If you don't want a neutral yeast then I wouldn't recommend using Saflager S-23. I haven't used it and I haven't fermented it warm but from reports it can be a pretty clean yeast.

I also haven't used K-97 but that is also described as a very clean, neutral ale yeast.

So from your selection I don't see a lot of difference between the three, especially if your looking for something with plenty of character. Of those I'd still go 1056 (I will always go liquid over dry), otherwise if time permits I'd grab a 1084 Irish Ale-lovely stout yeast .

Cheers, Justin


----------



## Bilph (24/8/05)

I've never used the K-97 but from hazy memory it's a Kolsch yeast, which generally are fine for stouts.
I've done several stouts with Wyeast 1007 which has some similar characteristics to Kolsch's, and I think 1007 stouts are fantastic.
Go for it.


----------



## Jim - Perth (24/8/05)

Steve
I agree with the 1728 but I'm on a campaign to deplete all existing stock before ordering any fresh so my choice is limited to 1056; S-23 or K-97.
Jim


----------



## warrenlw63 (24/8/05)

Jim,

Recultured Coopers yeast works really nicely in a stout. :beerbang: 

Warren -


----------



## Jim - Perth (24/8/05)

Warren
Does this mean that I will have to force myself to drink some Coopers stout or will the Sparkling ale do?
Jim


----------



## GMK (24/8/05)

1084 is good and i hav edone plenty of stouts with Windsor ale.

Nottingham is a pretty neutral yeast that accentuates malt characteristics as well.


----------



## SJW (24/8/05)

I am doing the Imperial Vanilla Bourbon Porter tonight using Wyeast 1028 London Ale. But after that is done I am pitching a stout on the yeast cake. Will let u know how it go's.

STEPHEN


----------



## tdh (24/8/05)

Bilph stole my thunder.

1007 stout is brilliant.

tdh


----------



## TidalPete (24/8/05)

SJW said:


> I am doing the Imperial Vanilla Bourbon Porter tonight using Wyeast 1028 London Ale. But after that is done I am pitching a stout on the yeast cake.
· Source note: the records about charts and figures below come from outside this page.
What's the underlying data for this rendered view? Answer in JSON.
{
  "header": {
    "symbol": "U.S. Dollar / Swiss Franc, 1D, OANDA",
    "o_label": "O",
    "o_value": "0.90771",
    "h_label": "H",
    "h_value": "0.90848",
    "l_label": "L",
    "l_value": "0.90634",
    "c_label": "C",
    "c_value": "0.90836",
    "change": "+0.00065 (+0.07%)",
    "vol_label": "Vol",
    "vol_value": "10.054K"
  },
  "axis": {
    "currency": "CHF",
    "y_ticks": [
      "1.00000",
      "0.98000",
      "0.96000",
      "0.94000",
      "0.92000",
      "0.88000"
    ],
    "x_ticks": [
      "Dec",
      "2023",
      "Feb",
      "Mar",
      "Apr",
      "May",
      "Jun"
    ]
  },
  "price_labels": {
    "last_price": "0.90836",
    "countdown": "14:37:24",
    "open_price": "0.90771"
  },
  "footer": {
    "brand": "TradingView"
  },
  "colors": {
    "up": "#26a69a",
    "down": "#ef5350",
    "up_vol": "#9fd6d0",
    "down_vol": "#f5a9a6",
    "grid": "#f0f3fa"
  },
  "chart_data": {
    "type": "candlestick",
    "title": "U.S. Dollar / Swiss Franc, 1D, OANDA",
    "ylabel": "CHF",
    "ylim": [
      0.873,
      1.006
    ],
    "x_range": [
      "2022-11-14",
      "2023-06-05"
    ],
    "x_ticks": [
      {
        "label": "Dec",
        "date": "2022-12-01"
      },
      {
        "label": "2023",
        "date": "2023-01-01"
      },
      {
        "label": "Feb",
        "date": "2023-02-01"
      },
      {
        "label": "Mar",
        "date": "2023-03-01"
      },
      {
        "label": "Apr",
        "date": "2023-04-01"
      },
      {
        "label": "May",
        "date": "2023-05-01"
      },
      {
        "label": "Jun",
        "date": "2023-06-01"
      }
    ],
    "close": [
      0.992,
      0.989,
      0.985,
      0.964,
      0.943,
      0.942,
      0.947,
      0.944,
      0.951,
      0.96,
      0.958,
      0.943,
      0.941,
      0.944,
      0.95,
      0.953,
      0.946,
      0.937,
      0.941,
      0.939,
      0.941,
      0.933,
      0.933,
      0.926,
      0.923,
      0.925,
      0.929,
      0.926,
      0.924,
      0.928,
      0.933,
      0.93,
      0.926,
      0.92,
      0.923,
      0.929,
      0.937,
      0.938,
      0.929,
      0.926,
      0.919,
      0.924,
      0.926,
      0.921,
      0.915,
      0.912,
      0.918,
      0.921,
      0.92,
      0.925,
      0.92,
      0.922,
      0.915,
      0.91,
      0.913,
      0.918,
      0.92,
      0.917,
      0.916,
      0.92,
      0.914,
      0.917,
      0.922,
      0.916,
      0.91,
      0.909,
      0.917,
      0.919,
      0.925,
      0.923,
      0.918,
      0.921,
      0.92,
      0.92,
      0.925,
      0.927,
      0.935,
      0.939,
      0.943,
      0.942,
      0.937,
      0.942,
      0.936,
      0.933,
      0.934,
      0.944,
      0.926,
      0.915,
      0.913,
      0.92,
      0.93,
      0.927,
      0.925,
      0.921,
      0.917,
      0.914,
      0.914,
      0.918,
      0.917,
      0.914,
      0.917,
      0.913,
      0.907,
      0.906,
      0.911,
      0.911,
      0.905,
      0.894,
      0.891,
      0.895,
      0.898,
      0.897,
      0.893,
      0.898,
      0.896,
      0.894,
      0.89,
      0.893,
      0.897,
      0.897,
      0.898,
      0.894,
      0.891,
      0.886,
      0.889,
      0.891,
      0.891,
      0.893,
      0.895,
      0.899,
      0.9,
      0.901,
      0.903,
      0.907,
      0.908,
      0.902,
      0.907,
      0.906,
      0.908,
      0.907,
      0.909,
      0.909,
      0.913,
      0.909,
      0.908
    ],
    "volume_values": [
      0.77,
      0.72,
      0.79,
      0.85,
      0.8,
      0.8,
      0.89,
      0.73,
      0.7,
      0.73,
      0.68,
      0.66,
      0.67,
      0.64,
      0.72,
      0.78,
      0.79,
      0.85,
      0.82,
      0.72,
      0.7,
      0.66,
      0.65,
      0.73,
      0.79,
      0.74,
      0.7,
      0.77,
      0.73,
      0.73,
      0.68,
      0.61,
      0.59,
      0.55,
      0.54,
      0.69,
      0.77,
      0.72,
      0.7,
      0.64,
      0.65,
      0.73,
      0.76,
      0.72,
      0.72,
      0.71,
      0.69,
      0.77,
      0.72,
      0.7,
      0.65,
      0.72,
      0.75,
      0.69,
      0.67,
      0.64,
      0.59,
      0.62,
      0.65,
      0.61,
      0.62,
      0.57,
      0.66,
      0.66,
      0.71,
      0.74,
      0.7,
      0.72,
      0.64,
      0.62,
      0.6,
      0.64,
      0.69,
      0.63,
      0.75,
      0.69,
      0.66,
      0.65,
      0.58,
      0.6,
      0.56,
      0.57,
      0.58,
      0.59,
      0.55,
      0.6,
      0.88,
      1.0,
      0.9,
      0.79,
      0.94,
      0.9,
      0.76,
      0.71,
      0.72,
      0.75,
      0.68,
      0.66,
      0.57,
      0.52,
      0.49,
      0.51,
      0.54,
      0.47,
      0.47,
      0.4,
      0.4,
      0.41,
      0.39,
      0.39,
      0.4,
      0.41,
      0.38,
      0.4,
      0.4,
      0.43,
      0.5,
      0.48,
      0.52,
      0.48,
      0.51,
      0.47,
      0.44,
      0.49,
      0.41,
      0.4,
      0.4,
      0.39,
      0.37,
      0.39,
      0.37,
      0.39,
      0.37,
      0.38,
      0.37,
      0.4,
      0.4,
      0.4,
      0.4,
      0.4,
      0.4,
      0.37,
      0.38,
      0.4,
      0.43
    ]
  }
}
Will let u know how it go's.
> 
> STEPHEN
> [post="73593"][/post]​



SJW,
I have just done a very nice dry stout with 1028. According to the Ray Daniels book it is to be prefered over the 1084 because of it's higher attenuation, so we must be on the right track. :beerbang: I haven't tried a 1056 yet though.  

:beer:


----------



## PostModern (24/8/05)

Jim - Perth said:


> Warren
> Does this mean that I will have to force myself to drink some Coopers stout or will the Sparkling ale do?
> Jim
> [post="73569"][/post]​



They all use the same yeast. IMHO, the Coopers Best Extra Stout is one of the finest beers brewed in Australia.

I second Warren's advice. The Cooper's yeast is superb for sweet and foreign extra stouts.


----------